The Royal Court has been transformed into a boxing ring for Roy Williams’ new play, Sucker Punch. A new circle has been built to face to the old one, so we look down on the ring, and the punch bags, and the utilitarian chairs in the gym, where the old trainer Charlie (Nigel Lindsay) is putting the white welterweight hope (Jason Maza) through some punishing routines as we take our seats.

New corridors are plastered with cuttings of forgotten matches and champions. This amazing transformation by designer Miriam Buether comes at a price. The audience sections are alienated from each other. My recycled stalls leather seat was excruciatingly uncomfortable, jammed in at the end of a row. And the, in effect, awkward traverse staging and over-microphoned actors (why?) make a jumble of much of the text.

Most crucially, you miss almost all of the main man Leon’s terrific spotlight speeches about his early fights, full of detail and colour, in a sort of “big night” blare. Content is sacrificed to atmosphere, which is nonetheless terrific; especially in the climactic slow motion showdown between Leon (an absolutely brilliant, slyly athletic and skipping Daniel Kaluuya) and his best friend Troy (pin-sharp Anthony Welsh).

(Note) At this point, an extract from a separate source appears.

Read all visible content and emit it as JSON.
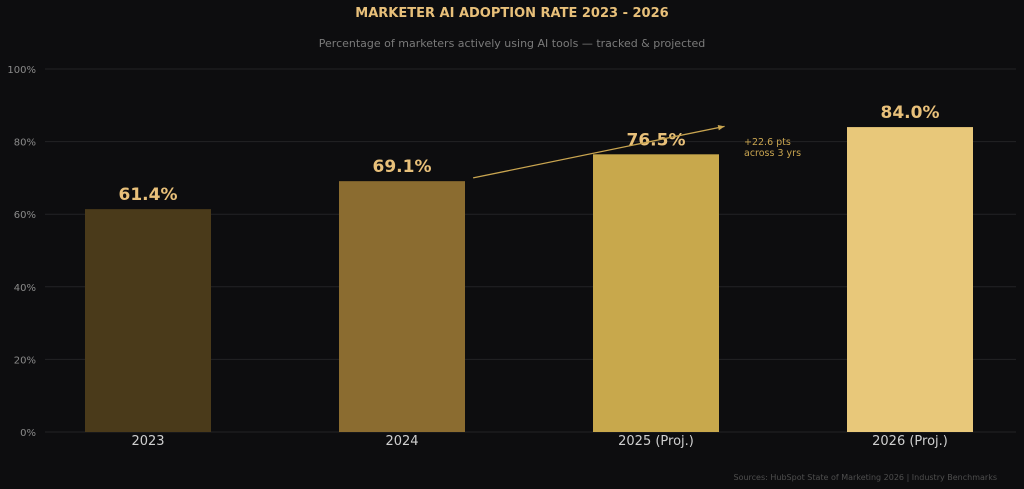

These boys are black, climbing out of the ghetto into the ring, rather like the heroes of two great American boxing plays, Clifford OdetsGolden Boy and Howard Sackler’s The Great White Hope. Williams aims lower than either of those writers, but he lands some telling blows about racism in the early 1980s, Mrs Thatcher (surprise, surprise) and a few jabs about the incipient riots in Brixton and Tottenham.

Mostly though, and very skilfully, Williams shuffles his six main characters to show how the lads graduate from cleaning toilets to fighting each other, playing around with the trainer’s daughter (sparkish Sarah Ridgeway), and dealing with parental expectation (Trevor Laird is a delight as Leon’s devious dad), while Charlie’s gym goes down the shoot and the big bucks beckon in the momentous, fur-coated shape of Gary Beadle’s American manager.

It’s all good fun and should be a riot if it finds its right audience. I just wish Sacha Wares’ dynamic production – with exciting lighting by Peter Mumford and great boxing choreography by Leon Baugh – was as thoroughly audible as it is enjoyably authentic and spirited.